Recurrent H1N1 Influenza A virus infections cause airway hyperinnervation and cough hypersensitivity via the IFN-γ–JAK–ERK1/2–CDK5 pathway

Abstract Rationale Chronic cough patients present with increased airway sensory nerve density—a pathology often initiated by recurrent viral infections, notably H1N1. Infection–induced IFN-γ acts via its highly expressed receptors to promote neurite outgrowth in vitro. Objectives To investigate the role of IFN-γ as a mediator in the development of airway hyperinnervation and cough hypersensitivity induced by recurrent H1N1 viral infections. Methods We studied the effects and underlying mechanisms of recurrent H1N1 viral infections on airway hyperinnervation and subsequent cough hypersensitivity. Measurements and Main Results Recurrent H1N1 viral infections in mice significantly enhanced cough sensitivity and airway inflammation, accompanied by elevated pulmonary IFN-γ + T cells/IFN-γ levels, vagal CDK5 activity, and airway nerve density.

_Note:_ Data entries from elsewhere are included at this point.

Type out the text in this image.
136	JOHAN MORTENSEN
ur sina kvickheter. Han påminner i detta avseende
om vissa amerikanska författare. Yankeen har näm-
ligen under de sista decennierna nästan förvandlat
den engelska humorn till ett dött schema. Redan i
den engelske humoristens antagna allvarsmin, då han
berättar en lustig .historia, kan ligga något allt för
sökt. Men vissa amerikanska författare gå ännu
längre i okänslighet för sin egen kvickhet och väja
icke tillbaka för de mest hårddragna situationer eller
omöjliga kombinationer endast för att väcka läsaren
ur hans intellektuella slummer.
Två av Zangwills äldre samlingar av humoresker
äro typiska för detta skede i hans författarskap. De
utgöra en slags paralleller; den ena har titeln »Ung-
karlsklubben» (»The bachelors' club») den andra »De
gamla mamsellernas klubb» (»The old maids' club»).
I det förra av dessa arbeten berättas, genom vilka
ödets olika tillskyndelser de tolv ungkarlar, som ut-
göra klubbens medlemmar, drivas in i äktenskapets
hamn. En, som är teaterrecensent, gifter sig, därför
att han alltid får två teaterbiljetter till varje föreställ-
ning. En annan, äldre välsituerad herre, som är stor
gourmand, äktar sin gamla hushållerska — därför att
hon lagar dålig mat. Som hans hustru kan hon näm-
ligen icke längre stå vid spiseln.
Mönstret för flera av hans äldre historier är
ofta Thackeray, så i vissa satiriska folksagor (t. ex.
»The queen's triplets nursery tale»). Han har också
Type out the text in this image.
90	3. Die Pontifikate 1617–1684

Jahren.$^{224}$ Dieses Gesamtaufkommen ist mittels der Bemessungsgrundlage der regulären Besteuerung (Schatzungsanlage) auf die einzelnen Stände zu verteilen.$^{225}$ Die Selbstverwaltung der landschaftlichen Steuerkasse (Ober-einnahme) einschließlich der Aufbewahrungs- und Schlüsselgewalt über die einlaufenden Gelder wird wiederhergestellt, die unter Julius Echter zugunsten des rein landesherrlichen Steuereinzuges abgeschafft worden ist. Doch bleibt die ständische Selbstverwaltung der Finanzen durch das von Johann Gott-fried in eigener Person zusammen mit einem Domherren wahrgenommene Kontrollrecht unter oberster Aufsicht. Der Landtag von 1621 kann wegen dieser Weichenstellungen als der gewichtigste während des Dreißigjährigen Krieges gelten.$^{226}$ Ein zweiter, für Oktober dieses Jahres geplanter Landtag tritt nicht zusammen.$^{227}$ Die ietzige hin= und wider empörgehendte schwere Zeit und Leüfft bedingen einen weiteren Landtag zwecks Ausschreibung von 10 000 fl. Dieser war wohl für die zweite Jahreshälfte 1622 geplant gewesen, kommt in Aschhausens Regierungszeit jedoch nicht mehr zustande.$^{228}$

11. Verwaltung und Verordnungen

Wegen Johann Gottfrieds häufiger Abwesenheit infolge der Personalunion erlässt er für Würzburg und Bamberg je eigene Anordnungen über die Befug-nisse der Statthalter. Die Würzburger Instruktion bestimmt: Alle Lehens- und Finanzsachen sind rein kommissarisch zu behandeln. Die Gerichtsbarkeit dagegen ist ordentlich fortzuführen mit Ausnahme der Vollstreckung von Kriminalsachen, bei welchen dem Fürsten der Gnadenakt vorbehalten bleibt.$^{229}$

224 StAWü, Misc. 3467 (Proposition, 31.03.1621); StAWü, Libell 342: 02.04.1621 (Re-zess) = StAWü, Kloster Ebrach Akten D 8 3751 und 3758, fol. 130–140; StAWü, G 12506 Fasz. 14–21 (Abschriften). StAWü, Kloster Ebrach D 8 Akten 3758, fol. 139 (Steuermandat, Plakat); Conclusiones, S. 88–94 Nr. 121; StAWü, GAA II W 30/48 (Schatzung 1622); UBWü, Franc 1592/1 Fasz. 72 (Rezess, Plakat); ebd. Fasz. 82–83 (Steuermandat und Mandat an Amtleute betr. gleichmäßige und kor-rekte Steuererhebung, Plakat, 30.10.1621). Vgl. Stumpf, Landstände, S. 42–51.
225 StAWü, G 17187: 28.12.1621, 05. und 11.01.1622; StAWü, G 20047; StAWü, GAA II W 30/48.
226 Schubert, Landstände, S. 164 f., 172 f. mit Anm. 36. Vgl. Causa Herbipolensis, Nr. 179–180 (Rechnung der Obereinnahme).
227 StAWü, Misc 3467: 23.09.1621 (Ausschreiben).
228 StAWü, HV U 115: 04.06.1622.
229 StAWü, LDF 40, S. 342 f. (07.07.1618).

Anti-IFN-γ treatment abrogated these effects—cough hypersensitivity, IFN-γ + T cell infiltration, CDK5 upregulation, and airway hyperinnervation. Roscovitine treatment markedly attenuated viral infection–induced cough hypersensitivity, CDK5 activation in vagal ganglia, and airway hyperinnervation. Viral infections did not change gene expressions of IFN-γ receptors in vagal ganglia. Neither anti-IFN-γ nor roscovitine alleviated viral infection–induced airway inflammation. No evidence of airway hyperinnervation was observed following a single-dose H1N1 infection, either in the short term or long term. IFN-γ sensitized mouse vagal sensory neurons. Pharmacological inhibition of the JAK–ERK1/2–CDK5 pathways decreased IFN-γ–induced neurite outgrowth in mouse vagal sensory neurons. Conclusions Recurrent H1N1 viral infections may cause airway hyperinnervation and cough hypersensitivity via the IFN-γ–JAK–ERK1/2–CDK5 pathways. Recurrent H1N1 viral infection–induced cough hypersensitivity may be mediated, in part, by IFN-γ–mediated airway hyperinnervation.